Quote:
Originally Posted by WorBry
I've been testing the Vapour Synth VMAF (r3) plugin with a high quality 1080/50p source (CrowdRun, lossless x264 8bit 420 Intra) encoded to x264 over a range of CRF values.
|
Interesting results....having not tested VMAF before.
Here I encoded the CrowdRun 1080/50p 'master' to x264 over CRF 0 - 30. This was using the default vmaf_v0.6.1.pkl model (i.e. Predict Quality on a 1080p HDTV screen at distance 3x the screen height). The VMAF, SSIM and MS-SSIM scores are the aggregate values. The 'classic' SSIM tests were run on Zeranoe ffmpeg win64-static nightly build (20190131).
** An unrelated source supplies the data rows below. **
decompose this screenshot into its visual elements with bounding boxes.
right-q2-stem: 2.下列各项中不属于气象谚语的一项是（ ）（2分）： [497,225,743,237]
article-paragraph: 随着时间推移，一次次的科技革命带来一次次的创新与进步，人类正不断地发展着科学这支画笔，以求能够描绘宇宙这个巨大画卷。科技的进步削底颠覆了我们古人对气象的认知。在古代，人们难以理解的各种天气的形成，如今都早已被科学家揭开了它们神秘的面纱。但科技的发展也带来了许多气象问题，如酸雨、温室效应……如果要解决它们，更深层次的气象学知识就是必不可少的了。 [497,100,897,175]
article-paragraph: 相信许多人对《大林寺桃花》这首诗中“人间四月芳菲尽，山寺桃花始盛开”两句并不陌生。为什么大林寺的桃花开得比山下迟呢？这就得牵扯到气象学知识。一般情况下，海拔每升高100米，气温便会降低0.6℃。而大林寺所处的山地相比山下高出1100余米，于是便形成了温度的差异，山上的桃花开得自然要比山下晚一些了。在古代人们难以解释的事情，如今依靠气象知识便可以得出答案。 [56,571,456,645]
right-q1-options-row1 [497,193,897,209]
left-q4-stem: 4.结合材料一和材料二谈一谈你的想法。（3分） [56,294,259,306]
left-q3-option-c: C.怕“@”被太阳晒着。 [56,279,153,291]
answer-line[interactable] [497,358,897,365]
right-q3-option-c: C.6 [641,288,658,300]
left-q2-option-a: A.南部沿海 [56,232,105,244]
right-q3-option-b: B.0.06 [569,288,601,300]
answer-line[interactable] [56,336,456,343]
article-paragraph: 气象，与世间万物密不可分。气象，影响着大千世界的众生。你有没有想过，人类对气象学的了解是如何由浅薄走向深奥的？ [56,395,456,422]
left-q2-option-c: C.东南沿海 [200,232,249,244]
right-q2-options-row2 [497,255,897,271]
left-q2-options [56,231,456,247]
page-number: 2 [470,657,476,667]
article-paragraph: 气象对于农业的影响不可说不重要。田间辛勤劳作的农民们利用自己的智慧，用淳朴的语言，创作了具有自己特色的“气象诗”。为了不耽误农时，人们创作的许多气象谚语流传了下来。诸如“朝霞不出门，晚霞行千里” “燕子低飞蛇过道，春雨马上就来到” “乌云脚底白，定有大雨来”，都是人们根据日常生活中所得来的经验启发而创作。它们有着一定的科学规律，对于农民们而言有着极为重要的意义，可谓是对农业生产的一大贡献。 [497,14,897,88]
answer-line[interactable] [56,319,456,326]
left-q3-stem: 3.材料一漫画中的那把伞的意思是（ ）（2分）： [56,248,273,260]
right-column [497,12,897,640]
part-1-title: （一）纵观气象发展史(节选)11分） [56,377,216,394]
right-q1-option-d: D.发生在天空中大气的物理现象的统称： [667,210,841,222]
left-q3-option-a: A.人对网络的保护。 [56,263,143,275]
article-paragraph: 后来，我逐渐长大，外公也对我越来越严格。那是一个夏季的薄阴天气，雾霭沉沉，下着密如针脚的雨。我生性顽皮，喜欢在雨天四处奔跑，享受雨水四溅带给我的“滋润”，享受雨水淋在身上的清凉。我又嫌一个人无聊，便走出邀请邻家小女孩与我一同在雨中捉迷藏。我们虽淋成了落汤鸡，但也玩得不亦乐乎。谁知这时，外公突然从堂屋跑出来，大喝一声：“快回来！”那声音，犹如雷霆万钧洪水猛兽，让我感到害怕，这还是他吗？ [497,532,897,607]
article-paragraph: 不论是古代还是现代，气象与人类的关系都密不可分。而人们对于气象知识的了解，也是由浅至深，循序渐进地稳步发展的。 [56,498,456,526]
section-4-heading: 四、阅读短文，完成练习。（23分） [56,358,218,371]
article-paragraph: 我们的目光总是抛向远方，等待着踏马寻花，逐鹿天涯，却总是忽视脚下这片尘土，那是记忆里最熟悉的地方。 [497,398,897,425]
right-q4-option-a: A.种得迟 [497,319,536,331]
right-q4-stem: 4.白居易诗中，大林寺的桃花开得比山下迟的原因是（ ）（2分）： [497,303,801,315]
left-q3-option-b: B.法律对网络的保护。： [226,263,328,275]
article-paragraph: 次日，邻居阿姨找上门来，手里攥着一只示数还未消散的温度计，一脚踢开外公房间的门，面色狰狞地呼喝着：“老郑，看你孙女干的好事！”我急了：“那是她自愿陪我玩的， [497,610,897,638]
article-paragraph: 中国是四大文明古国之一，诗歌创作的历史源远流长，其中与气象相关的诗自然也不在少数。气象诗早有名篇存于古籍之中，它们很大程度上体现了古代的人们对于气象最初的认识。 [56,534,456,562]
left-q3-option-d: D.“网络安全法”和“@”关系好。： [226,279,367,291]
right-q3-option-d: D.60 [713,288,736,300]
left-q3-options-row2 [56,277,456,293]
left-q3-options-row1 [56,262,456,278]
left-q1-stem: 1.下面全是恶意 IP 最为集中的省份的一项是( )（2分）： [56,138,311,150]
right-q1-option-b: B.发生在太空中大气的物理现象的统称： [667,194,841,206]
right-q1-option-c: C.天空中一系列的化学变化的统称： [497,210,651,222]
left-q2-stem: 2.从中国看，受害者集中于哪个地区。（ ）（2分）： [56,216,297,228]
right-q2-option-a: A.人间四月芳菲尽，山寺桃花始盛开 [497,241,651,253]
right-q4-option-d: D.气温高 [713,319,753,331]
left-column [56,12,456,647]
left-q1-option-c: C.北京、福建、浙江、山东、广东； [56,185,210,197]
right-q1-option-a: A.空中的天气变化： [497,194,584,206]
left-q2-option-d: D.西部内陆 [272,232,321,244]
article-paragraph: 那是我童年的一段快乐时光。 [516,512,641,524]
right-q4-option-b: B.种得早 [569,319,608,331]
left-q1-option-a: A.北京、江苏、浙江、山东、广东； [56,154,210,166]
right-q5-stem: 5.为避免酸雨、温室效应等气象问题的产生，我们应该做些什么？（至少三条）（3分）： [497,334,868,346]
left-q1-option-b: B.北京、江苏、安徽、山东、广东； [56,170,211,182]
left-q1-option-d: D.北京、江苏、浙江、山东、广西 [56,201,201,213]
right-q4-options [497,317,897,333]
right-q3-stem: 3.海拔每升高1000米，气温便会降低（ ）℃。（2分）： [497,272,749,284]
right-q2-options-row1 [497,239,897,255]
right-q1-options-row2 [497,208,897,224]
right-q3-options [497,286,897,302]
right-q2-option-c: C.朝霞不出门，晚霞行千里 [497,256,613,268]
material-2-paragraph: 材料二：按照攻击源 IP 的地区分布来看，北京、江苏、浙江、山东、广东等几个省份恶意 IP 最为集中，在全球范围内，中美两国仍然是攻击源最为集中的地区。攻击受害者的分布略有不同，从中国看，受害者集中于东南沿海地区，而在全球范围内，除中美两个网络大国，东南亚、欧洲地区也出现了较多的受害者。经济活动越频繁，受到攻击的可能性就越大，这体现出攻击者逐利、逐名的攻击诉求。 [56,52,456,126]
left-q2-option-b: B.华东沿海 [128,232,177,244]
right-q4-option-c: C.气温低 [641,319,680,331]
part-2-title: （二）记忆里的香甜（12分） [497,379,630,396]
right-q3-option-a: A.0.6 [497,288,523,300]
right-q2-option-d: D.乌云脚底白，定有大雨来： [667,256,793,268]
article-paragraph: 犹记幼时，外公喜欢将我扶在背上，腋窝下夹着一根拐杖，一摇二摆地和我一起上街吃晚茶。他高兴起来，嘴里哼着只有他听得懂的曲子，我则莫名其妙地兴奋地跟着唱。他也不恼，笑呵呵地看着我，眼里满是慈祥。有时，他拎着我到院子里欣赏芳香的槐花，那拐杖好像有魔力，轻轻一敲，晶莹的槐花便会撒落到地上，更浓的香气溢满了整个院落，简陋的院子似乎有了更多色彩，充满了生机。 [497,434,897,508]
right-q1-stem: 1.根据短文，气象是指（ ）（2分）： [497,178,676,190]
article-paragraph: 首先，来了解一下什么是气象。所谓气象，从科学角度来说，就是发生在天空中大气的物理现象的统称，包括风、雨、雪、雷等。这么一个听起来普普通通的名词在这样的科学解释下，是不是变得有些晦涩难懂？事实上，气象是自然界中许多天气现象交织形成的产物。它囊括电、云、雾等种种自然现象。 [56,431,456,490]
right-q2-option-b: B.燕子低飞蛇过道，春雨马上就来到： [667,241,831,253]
Big difference in the libvmaf SSIM and ffmpeg SSIM scores. Apparently, the vmaf SSIM implementation "includes an empirical downsampling process, as described at the Suggested Usage section of
https://ece.uwaterloo.ca/~z70wang/research/ssim/", whereas the FFMPEG implementation does not have this step:
https://github.com/Netflix/vmaf/issues/22
As for the VMAF metric itself; well, I can appreciate it's value in context of 'perceptual quality'. In this example it effectively declares the x264 transcodes to be visually lossless from CRF 0 to around CRF 16, whereas the ffmpeg-SSIM scores show a progressive decline over the entire CRF/bitrate range.
And here I ran a parallel series encoded to x265 for comparison.
Clearly VMAF judges x265 to have significantly higher perceptual quality than x264 at the lower bitrate range and more so than revealed by SSIM.
That said, I think 'classic' (ffmpeg) SSIM is still a useful tool for analyzing fine differences at the pixel peeping level and beyond visual acuity, and (by virtue of the differential Y, U and V scores) for determining whether the luma and/or chroma are affected.
I did record the libvmaf and ffmpeg PSNR scores also, but they are not as interesting.
@HolyWu, btw, thanks for the plugin.